Intel IP2200 Wireless In Fedora 7

adrian.mowrey@gmail.com: I have a laptop (Inspiron B130) from Dell, and it has a wireless card (Intel(R) PRO/Wireless 2200BG Network Connection). I also have a wireless connection established through a linksys router. How can I connect my laptop to the Internet by wireless? If you could explain to me whatever I have to do so that I can connect to the Internet by wireless, it will be very helpful for me as a beginner to Linux. Thank you.

Sincerely,

-- Adrian Mowre

The kernel driver and firmware to support this card is included by default in Fedora 7. We recommend the Live images for desktop use which supports seamless wireless networking via Network Manager [1] which is enabled by default.

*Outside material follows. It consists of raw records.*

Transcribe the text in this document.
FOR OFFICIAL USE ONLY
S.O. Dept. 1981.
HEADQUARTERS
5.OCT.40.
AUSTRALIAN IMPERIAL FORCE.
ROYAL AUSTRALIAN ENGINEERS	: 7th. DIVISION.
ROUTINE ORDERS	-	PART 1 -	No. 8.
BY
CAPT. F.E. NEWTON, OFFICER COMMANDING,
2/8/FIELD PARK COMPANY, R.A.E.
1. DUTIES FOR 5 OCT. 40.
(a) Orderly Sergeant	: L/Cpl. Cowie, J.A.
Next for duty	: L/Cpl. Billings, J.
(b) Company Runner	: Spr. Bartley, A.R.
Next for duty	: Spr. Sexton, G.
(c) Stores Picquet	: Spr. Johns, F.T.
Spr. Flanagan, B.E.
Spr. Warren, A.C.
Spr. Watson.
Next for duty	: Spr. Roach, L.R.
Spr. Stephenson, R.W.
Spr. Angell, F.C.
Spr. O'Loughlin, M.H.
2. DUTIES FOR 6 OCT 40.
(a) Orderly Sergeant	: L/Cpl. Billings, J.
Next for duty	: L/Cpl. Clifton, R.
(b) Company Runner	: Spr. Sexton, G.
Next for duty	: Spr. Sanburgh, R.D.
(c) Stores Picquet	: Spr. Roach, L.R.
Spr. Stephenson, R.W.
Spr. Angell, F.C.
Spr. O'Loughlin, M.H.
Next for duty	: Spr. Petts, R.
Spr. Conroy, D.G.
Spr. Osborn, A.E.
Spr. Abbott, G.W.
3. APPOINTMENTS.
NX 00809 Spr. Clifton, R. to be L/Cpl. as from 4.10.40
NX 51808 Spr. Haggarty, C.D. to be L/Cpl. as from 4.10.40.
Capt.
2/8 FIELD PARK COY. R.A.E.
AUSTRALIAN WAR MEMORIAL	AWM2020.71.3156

If you have used the DVD image to install Fedora 7, you have to enable it manually. Network Manager is a background service that has both GNOME (nm-applet) and KDE (knetworkmanager) frontends.


Set the main service to automatically start on boot:

su -c '/sbin/chkconfig --level 345 NetworkManager on'

Set the dispatcher service to automatically start on boot:

su -c '/sbin/chkconfig --level 345 NetworkManagerDispatcher on'

Start the background services:

su -c '/sbin/service NetworkManager start ; /sbin/service NetworkManagerDispatcher start'

In the next release, the plan [2] is to enable Network Manager by default and use it system wide.

[1] http://www.gnome.org/projects/NetworkManager/

[2] http://fedoraproject.org/wiki/Releases/8/FeatureList

Distribution Upgrades And Peripherals

William Brown <wbrn314@cox.net>: Why is it when I upgrade to a new version of the same distro some of my peripherals won't function? I was using Fedora 6 and upgrade to Fedora 7. I thought an upgrade was to fix bugs and make things more user friendly. OK, I have to agree the GUI looks better but the overall functionaly seems to be the same. If we want to introduce more people to the Linux community and the Open Software way of computing then the developers have to concentrate on making the distros more user friendly instead of more complicated???

While the upgrades are intended to bring in more functionality and bug fixes, there tends to be some amount of regressions in newer releases too unfortunately. If you are having any issues with this release, do report those in Red Hat Bugzilla. In Fedora 7, the majority of work was on the infrastructure side merging in Fedora Core and Fedora Extras, open build system and distribution composing and customization tools, mirror manager etc but we did bring in a lot of new features for end users too[1] . Note that Fedora updates lifecycle [2] has been extended with Fedora 7 onwards to allow the flexibility for end users to skip alternative releases if necessary and if you believe that the advantages in the latest release are not compelling enough for you, you can take advantage of this flexibility while continuing to receive updates for the older version of Fedora.

We request the community to participate early in the testing process by using the development branch of Fedora called 'rawhide' or one of the three test releases, send feedback and report bugs[3] . Thank you for your support.

[1] http://docs.fedoraproject.org/release-notes/f7/en_US/sn-OverView.html#sn-New-in-Fedora

[2] http://fedoraproject.org/wiki/LifeCycle

[3] http://fedoraproject.org/wiki/BugsAndFeatureRequests


Yum Reverse Dependency Removal

Roberto Vanto <roberto-vanto@tiscali.it>: In my opinion yum should support reverse dependencies handling. Something like this: http://planet.sabayonlinux.org/?p=65

Yum supports reverse dependencies just fine. Try, yum remove <packagename> and yum will automatically list all the packages that depend on it and prompt for removing all of them. One of the requested enhancements to this is to remove packages that has been installed as dependencies for the package you are removing if they are only needed for that particular package and this feature is under development as a yum plugin [1] . Meanwhile package-cleanup utility which is part of yum-utils package in Fedora is quite handy for a number of similar things.